Le trop discret compositeur danois Jonas Colstrup revient avec son second album solo cinq ans après le superbe Between Sound And Silence. Moins minimal et plus ambitieux dans le propos, At The Crest s’imagine à la fois comme un voyage contemplatif et une errance dans un monde vie d’humains.
Entre le son et le silence, quel est cet espace résiduel, cet infime trace qui se cache mal ? Que raconte le silence quand il n’a plus rien à dire ? Où se terre l’absence de mots quand la parole s’est éteinte ? Où se cache la douleur quand le coeur ne bat plus la chamade ? Où continue de survivre la nuance de couleurs quand tout est tombé sous le règne d’une monochromie morne ? Où survit la merveille quand l’étonnement n’a plus lieu d’être, quand les ombres s’estompent dans le rien ? Que raconter quand il n’y a plus rien à raconter, quand tout a déjà été dit et mieux dit ? Peut-être faut-il s’abandonner au silence, à son rythme, à son paradoxe. Se laisser aller, se perdre, se diluer, déambuler, errer. Marcher pour oublier que l’on est, pour oublier qui l’on est.
Il y a les musiques qui divertissent et puis il y a celles du dedans, celles qui s’affranchissent de toute utilité. La musique de Jonas Colstrup, éminemment instrumentale, n’est assurément pas une musique de divertissement, une matière de consommation. Au contraire, elle vient asseoir en nous une contemplation ou osons-le mot une forme de méditation, un juste recul nécessaire. Elle s’affrranchit donc d’un but, d’une volonté, d’une envie d’illustration. Très marquée par l’influence de son ancien ami et collaborateur Johann Johannsson, les oeuvres de Jonas Colstrup osent l’orchestration lyrique qui ne sont pas sans évoquer un Schumann ou un Mahler. On avait laissé le danois avec un premier album solo prometteur en 2017, le superbe Between Sound And Silence. Ce disque très articulé autour du piano de Colstrup offrait un bel exemple réussi de Piano Solo, on sentait déjà en germe à l’époque une volonté orchestrale bien plus affirmée sur At The Crest. La musique de Colstrup, ici, semble se construire autour de la notion du souffle, à comprendre comme une respiration tant chacun des arrangements, chacun des instruments employés (l’orgue), chacune des voix féminines contribuent de cette impression d’entendre un corps chercher de l’air dans ses poumons comme pour mieux se ressourcer.
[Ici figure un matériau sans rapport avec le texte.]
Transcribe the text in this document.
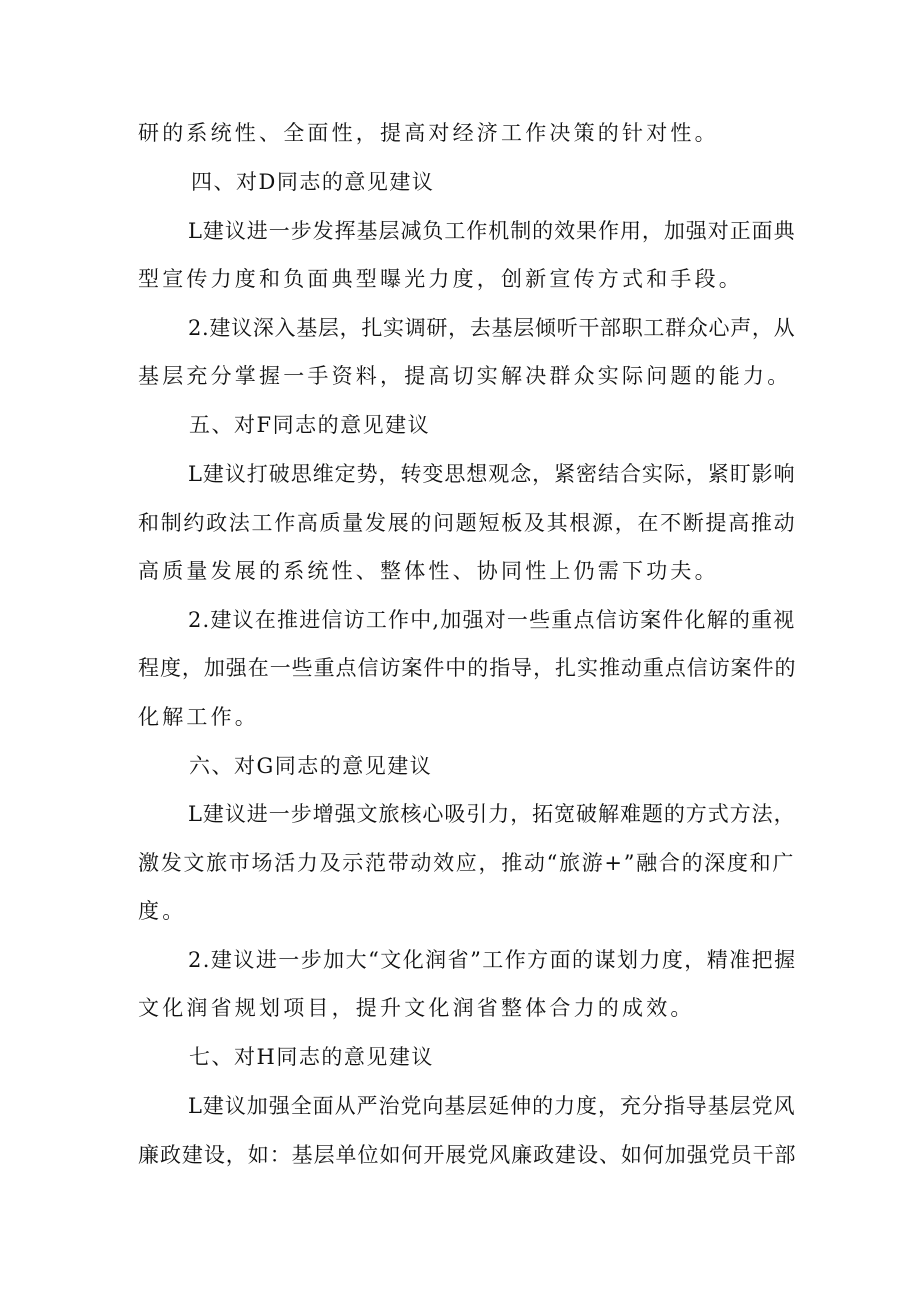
研的系统性、全面性，提高对经济工作决策的针对性。
四、对D同志的意见建议
L建议进一步发挥基层减负工作机制的效果作用，加强对正面典
型宣传力度和负面典型曝光力度，创新宣传方式和手段。
2.建议深入基层，扎实调研，去基层倾听干部职工群众心声，从
基层充分掌握一手资料，提高切实解决群众实际问题的能力。
五、对F同志的意见建议
L建议打破思维定势，转变思想观念，紧密结合实际，紧盯影响
和制约政法工作高质量发展的问题短板及其根源，在不断提高推动
高质量发展的系统性、整体性、协同性上仍需下功夫。
2.建议在推进信访工作中,加强对一些重点信访案件化解的重视
程度，加强在一些重点信访案件中的指导，扎实推动重点信访案件的
化解工作。
六、对G同志的意见建议
L建议进一步增强文旅核心吸引力，拓宽破解难题的方式方法，
激发文旅市场活力及示范带动效应，推动“旅游+”融合的深度和广
度。
2.建议进一步加大“文化润省”工作方面的谋划力度，精准把握
文化润省规划项目，提升文化润省整体合力的成效。
七、对H同志的意见建议
L建议加强全面从严治党向基层延伸的力度，充分指导基层党风
廉政建设，如：基层单位如何开展党风廉政建设、如何加强党员干部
At The Crest est en bien des moments touchés par la grâce, oscillant entre minimalisme et maximalisme. On pourrait qualifier le disque de néo-classique mais il y a dans cette appellation une sorte de réflexe passéiste qui irrite l’esprit et finit par rendre tous ces disques douteux. Dans cette notion de néo, ce serait essayer de faire du neuf avec du vieux, de plonger dans un académisme dont on ne tire jamais rien de bon. On serait en droit de tenter une voie parallèle, celle d’une musique classique qui aurait assimilé les règles de la Pop, auquel cas, At The Crest s’inscrit pleinement dans ce courant, dans cette vision des choses, dans cette esthétique. Les motifs répétitifs qu’emploie souvent Jonas Colstrup renvoient tout autant à la musique électronique qu’à une certaine vision de la fugue.
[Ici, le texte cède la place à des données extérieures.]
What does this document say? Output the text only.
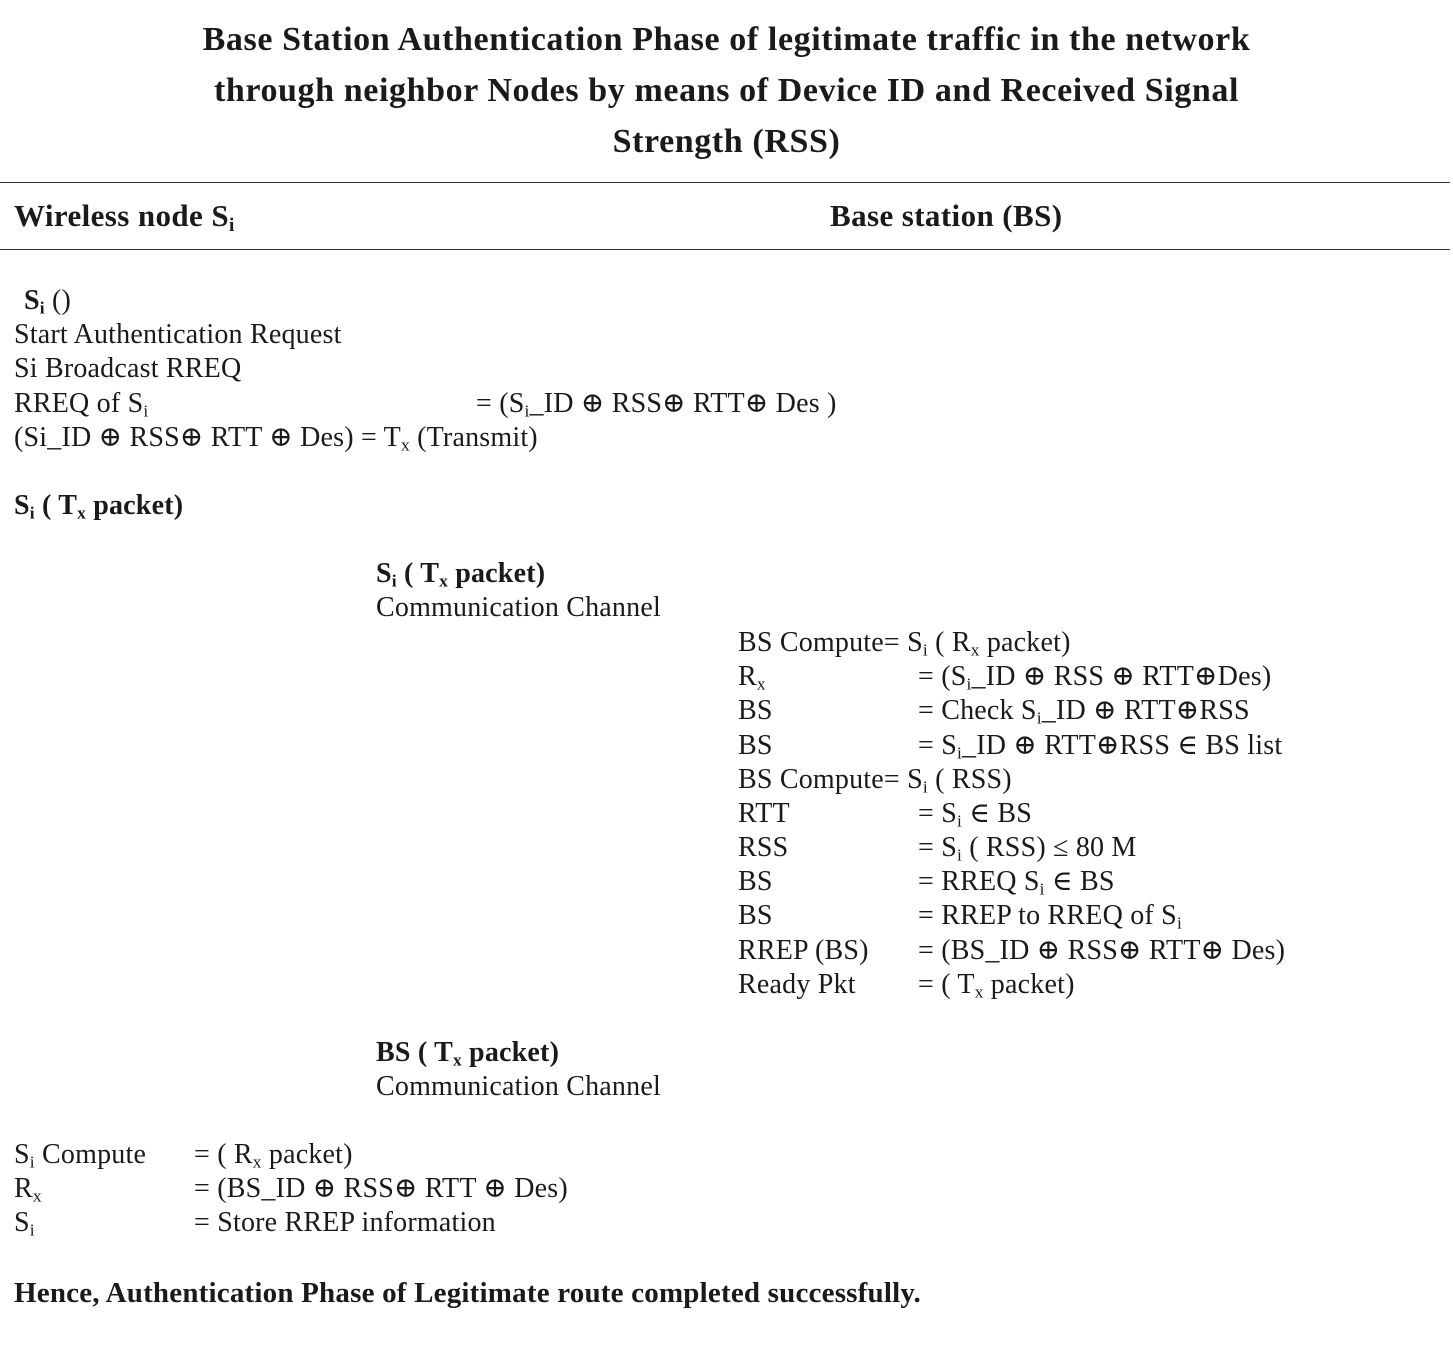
Base Station Authentication Phase of legitimate traffic in the network
through neighbor Nodes by means of Device ID and Received Signal
Strength (RSS)
Wireless node $S_i$	Base station (BS)
$S_i$ ()
Start Authentication Request
Si Broadcast RREQ
RREQ of $S_i$	= ($S_i\_ID$ ⊕ RSS⊕ RTT⊕ Des )
(Si_ID ⊕ RSS⊕ RTT ⊕ $Des) = T_x$ (Transmit)
$S_i$ ( $T_x$ packet)
$S_i$ ( $T_x$ packet)
Communication Channel
BS Compute= $S_i$ ( $R_x$ packet)
$R_x$	= ($S_i\_ID$ ⊕ RSS ⊕ RTT⊕Des)
BS	= Check $S_i\_ID$ ⊕ RTT⊕RSS
BS	= $S_i\_ID$ ⊕ RTT⊕RSS ∈ BS list
BS Compute= $S_i$ ( RSS)
RTT	= $S_i$ ∈ BS
RSS	= $S_i$ ( RSS) ≤ 80 M
BS	= RREQ $S_i$ ∈ BS
BS	= RREP to RREQ of $S_i$
RREP (BS) = (BS_ID ⊕ RSS⊕ RTT⊕ Des)
Ready Pkt = ( $T_x$ packet)
BS ( $T_x$ packet)
Communication Channel
$S_i$ Compute = ( $R_x$ packet)
$R_x$	= (BS_ID ⊕ RSS⊕ RTT ⊕ Des)
$S_i$	= Store RREP information
Hence, Authentication Phase of Legitimate route completed successfully.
Jonas Colstrup dont l’essentiel de l’œuvre est envisagé pour l’illustration d’images pour le cinéma imagine son travail en solo comme celui d’un peintre, d’un paysagiste qui esquisse des océans, des montagnes. D’où ce sentiment d’infiniment petit face à un immensément grand. D’un grand romantisme, la musique de Jonas Colstrup est celle d’un Wanderer, d’un éternel vagabond, d’un être qui montre le monde tel qu’il est avec sa beauté, sa laideur, ses dissonances et sa quiétude. Et ce qui est beau dans cette musique un peu à l’image de ce que le tunisien Haythem Mahbouli propose déjà et plus particulièrement avec Last Man On Earth, son second album solo à paraître en décembre chez Schole Records c’est que l’humain est totalement absent et en même temps totalement présent dans ces compositions. C’est quand on cherche à faire oublier quelque chose ou quelqu’un qu’il devient si présent. Jonas Colstrup cultive, sans doute sans le vouloir, cette espèce de paradoxe.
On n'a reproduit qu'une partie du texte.